Santiago 08/04/2024
Este é, certamente, um livro tão peculiar quanto a vida da protagonista, Sylvia Beach. Embora ela tenha sido uma surpresa positiva para mim, não posso dizer o mesmo sobre o livro.
Antes de mais nada, temos que esclarecer que esse livro é um romance biográfico que, e a própria autora admite no final, traz certos elementos fictícios, estrategicamente posicionados para fazer a história funcionar como ela planejou. Embora seja uma decisão interessante, escrever a história de alguém, enquanto se dando liberdade criativa, pode apresentar certos perigos, tanto para o desenvolvimento dos personagens quanto para o do enredo.
E é exatamente nisso que o livro peca já de começo. Temos personagens interessantes mas sem objetivo algum, o que, em troca, torna o enredo muito fraco e desinteressante. Durante mais da metade do livro exploramos apenas o grupo principal, com o livro não dando sinal algum de o que ele quer falar sobre e qual direção ele vai tomar para mover a história para frente.
Parte dessa sensação de vazio na história é passada pela estrutura dos capítulos e das partes do livro. Os capítulos pulam de um lado para o outro, de uma cena para a próxima, sem manter um tempo coerente e sem desenvolver muita coisa, principalmente no começo. Já as partes do livro, intituladas de "Parte Um" a "Parte Quatro", parecem divisões feitas para organizar o texto, mas que a própria autora esqueceu o intuito original e foi colocando fios de narrativa espalhados e que não apoiam a principal. Eu acredito que o livro teria ganhado muito mais coerência se a autora apenas tivesse mudado o título das partes para: "a livraria", "o livro", "o autor" e "a livreira".
Essa desorganização na narrativa me deixou questionando, durante toda minha leitura, o que é verdade e o que foi inventado. Ao escrever a biografia de outra pessoa, ainda mais uma que viveu há muito tempo atrás, é necessário assumir certas coisas para poder tornar os personagens reais e críveis, mas esse livro é carregado de passagens e acontecimentos que são extremamente específicos e não seria possível a autora saber deles. Isso, em si, não é um problema, mas deixa muito a desejar saber que, mesmo com pedaços inventados, a autora não conseguiu formar uma narrativa completa e interessante.

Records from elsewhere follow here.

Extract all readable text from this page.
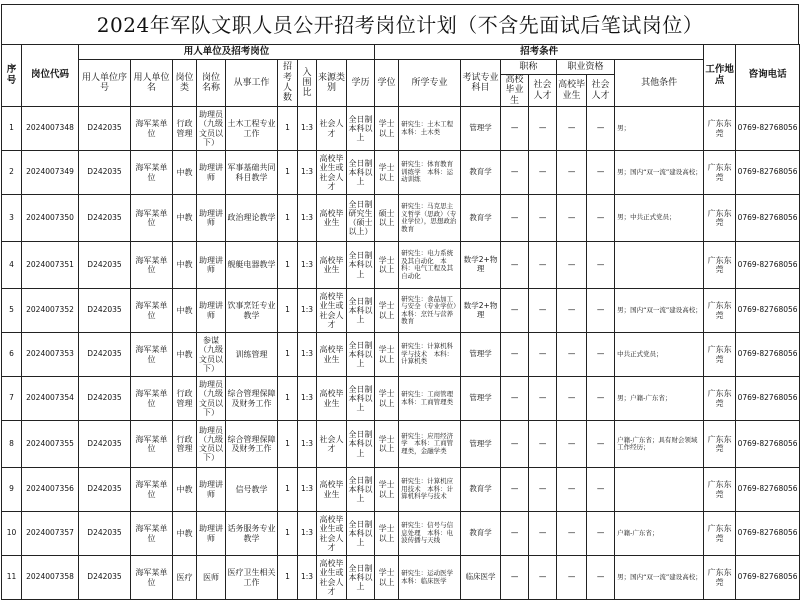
2024年军队文职人员公开招考岗位计划（不含先面试后笔试岗位）
序号	岗位代码	用人单位及招考岗位									招考条件								工作地点	咨询电话
		用人单位序号	用人单位名	岗位类	岗位名称	从事工作	招考人数	入围比	来源类别	学历	学位	所学专业	考试专业科目	职称		职业资格		其他条件		
														高校毕业生	社会人才	高校毕业生	社会人才			
1	2024007348	D242035	海军某单位	行政管理	助理员（九级文员以下）	土木工程专业工作	1	1:3	社会人才	全日制本科以上	学士以上	研究生：土木工程　本科：土木类	管理学	—	—	—	—	男；	广东东莞	0769-82768056
2	2024007349	D242035	海军某单位	中教	助理讲师	军事基础共同科目教学	1	1:3	高校毕业生或社会人才	全日制本科以上	学士以上	研究生：体育教育训练学　本科：运动训练	教育学	—	—	—	—	男；国内“双一流”建设高校；	广东东莞	0769-82768056
3	2024007350	D242035	海军某单位	中教	助理讲师	政治理论教学	1	1:3	高校毕业生	全日制研究生（硕士以上）	硕士以上	研究生：马克思主义哲学（思政）（专业学位），思想政治教育	教育学	—	—	—	—	男；中共正式党员；	广东东莞	0769-82768056
4	2024007351	D242035	海军某单位	中教	助理讲师	舰艇电器教学	1	1:3	高校毕业生	全日制本科以上	学士以上	研究生：电力系统及其自动化　本科：电气工程及其自动化	数学2+物理	—	—	—	—		广东东莞	0769-82768056
5	2024007352	D242035	海军某单位	中教	助理讲师	饮事烹饪专业教学	1	1:3	高校毕业生或社会人才	全日制本科以上	学士以上	研究生：食品加工与安全（专业学位）　本科：烹饪与营养教育	数学2+物理	—	—	—	—	男；国内“双一流”建设高校；	广东东莞	0769-82768056
6	2024007353	D242035	海军某单位	中教	参谋（九级文员以下）	训练管理	1	1:3	高校毕业生	全日制本科以上	学士以上	研究生：计算机科学与技术　本科：计算机类	管理学	—	—	—	—	中共正式党员；	广东东莞	0769-82768056
7	2024007354	D242035	海军某单位	行政管理	助理员（九级文员以下）	综合管理保障及财务工作	1	1:3	高校毕业生	全日制本科以上	学士以上	研究生：工商管理　本科：工商管理类	管理学	—	—	—	—	男；户籍-广东省；	广东东莞	0769-82768056
8	2024007355	D242035	海军某单位	行政管理	助理员（九级文员以下）	综合管理保障及财务工作	1	1:3	社会人才	全日制本科以上	学士以上	研究生：应用经济学　本科：工商管理类，金融学类	管理学	—	—	—	—	户籍-广东省；具有财会领域工作经历；	广东东莞	0769-82768056
9	2024007356	D242035	海军某单位	中教	助理讲师	信号教学	1	1:3	高校毕业生	全日制本科以上	学士以上	研究生：计算机应用技术　本科：计算机科学与技术	教育学	—	—	—	—		广东东莞	0769-82768056
10	2024007357	D242035	海军某单位	中教	助理讲师	话务服务专业教学	1	1:3	高校毕业生或社会人才	全日制本科以上	学士以上	研究生：信号与信息处理　本科：电波传播与天线	教育学	—	—	—	—	户籍-广东省；	广东东莞	0769-82768056
11	2024007358	D242035	海军某单位	医疗	医师	医疗卫生相关工作	1	1:3	高校毕业生或社会人才	全日制本科以上	学士以上	研究生：运动医学　本科：临床医学	临床医学	—	—	—	—	男；国内“双一流”建设高校；	广东东莞	0769-82768056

Dito tudo isso, o livro melhora consideravelmente a partir da metade da história. Não só ele melhora como se torna outro livro. Passamos de uma biografia para algo muito mais próximo do drama, até mesmo de um romance trágico, dando à Sylvia um objetivo claro e criando um antagonista para gerar atrito entre os dois. A última parte do livro é, de longe, a melhor.
Mas mesmo com essa melhora da narrativa, o livro não consegue aproveitar todo o contexto em que os personagens existem. Temos diversas temáticas fortes, como o feminismo, sexualidade e censura, que não são exploradas e servem apenas como pano de fundo para o romance de Sylvia e suas intrigas com Joyce. A autora poderia ter explorado muito mais a importância que a Shakespeare and Company realmente teve no mundo literário.
No fim, eu acredito que esse livro deixa muito a desejar. Ele tenta falar superficialmente sobre uma mulher com uma incrível história de vida e, por isso, não o recomendo. Se tiver interesse, acredito que a autobiografia de Sylvia Beach seja muito mais interessante do que esta leitura.